On June 26 the Department of Justice announced that it had filed Statements of Interest in two lawsuits concerning access to online content. The suits were filed against Harvard (National Ass’n of the Deaf v. Harvard University et al, Case No. 3:15-cv-30023 in the United States District Court for the District of Massachusetts) and M.I.T. (National Ass’n of the Deaf v. Massachusetts Institute of Technology, Case No. 3:15-cv-300024 in the United States District Court for the District of Massachusetts). Both Statements of Interest make the same claim; that is, that all online content must be accessible to those with disabilities if offered by a “public accommodation.” The phrase “public accommodation” as defined in the statute includes any “place of education.”

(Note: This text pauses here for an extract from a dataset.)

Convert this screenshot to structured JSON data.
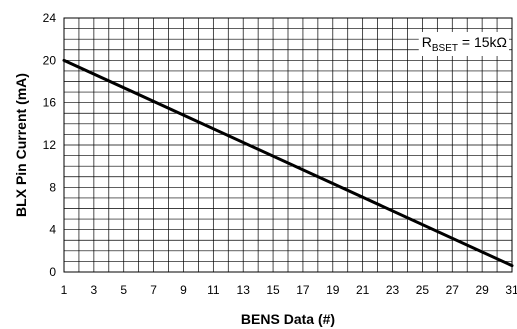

The technical arguments advanced by the Department of Justice are not new, and have formed the basis of a number earlier lawsuits and investigations. The most important issue, however, is not technical. It is simply the threat to online freedom of expression posed by DOJ’s position that online content must be made accessible to those with disabilities. There is no such requirement for printed content like books, magazines and periodicals; however, print media are expensive to produce and distribute. For small groups and individuals the internet provides the best and cheapest way of engaging in political and social dialogue, and the DOJ’s position on accessibility is a direct threat to that dialogue.
Consider this assertion from the Harvard Statement of Interest:
“if [a] bookstore were hosting an author lecture on its website, it would have to provide auxiliary aids and services to participants who are deaf, such as closed captioning.”
Imagine the cost to a small independent bookstore trying desperately to compete with Amazon or chain stores. Creating a web interview with free software is relatively inexpensive and easy. Providing closed captioning would add a cost beyond what many independent bookstores could afford. The same problem extends to blogs that offer free information to the public, and to the vast array of information found on YouTube. One of the great benefits of the internet is that amateurs can master the skills needed to make their opinions known and share their knowledge. The DOJ’s interpretation of the ADA would destroy that benefit, leaving only those with large financial resources able to use the internet to inform and educate. Even an institution like Harvard, which has vast resources, might find it easier to simply shut down its free online education services rather than incur the considerable cost of making all of those services accessible through closed captioning.
Of course to date DOJ has generally taken on only the largest and richest internet content suppliers, leaving the impression, perhaps, that the millions of smaller content providers will escape. Unfortunately, the principles behind DOJ’s attack on Harvard and M.I.T. often apply with equal force to even the smallest internet content providers. The fact that DOJ might exercise some discretion deciding whom to prosecute will be of little comfort once the those who want to kill freedom of expression realize that they can sue small online content providers under the ADA. The “undue burden” exception to the auxiliary services requirement is of no help at all, because application of the exception requires a factual determination, and that cannot be reached without first spending tens of thousands of dollars defending a lawsuit. The effect of the DOJ position is to make free speech a privilege of the rich instead of a right for every citizen.
Accessibility for those with disabilities is an important societal goal, but the ADA was not written to advance that goal without considering the critical value of democratic discourse. The DOJ, as an advocate for the disabled, seems willing thoughtlessly to surrender freedom of expression in the name of accessibility. So far the Courts have resisted, but these recent Statements of Interest make it clear that DOJ has not given up on imposing ADA accessibility requirements on all online content, a result that would certainly stifle freedom of expression, taking away from ordinary citizens the voice the internet gives them, and consolidating the right to free speech to the rich and powerful.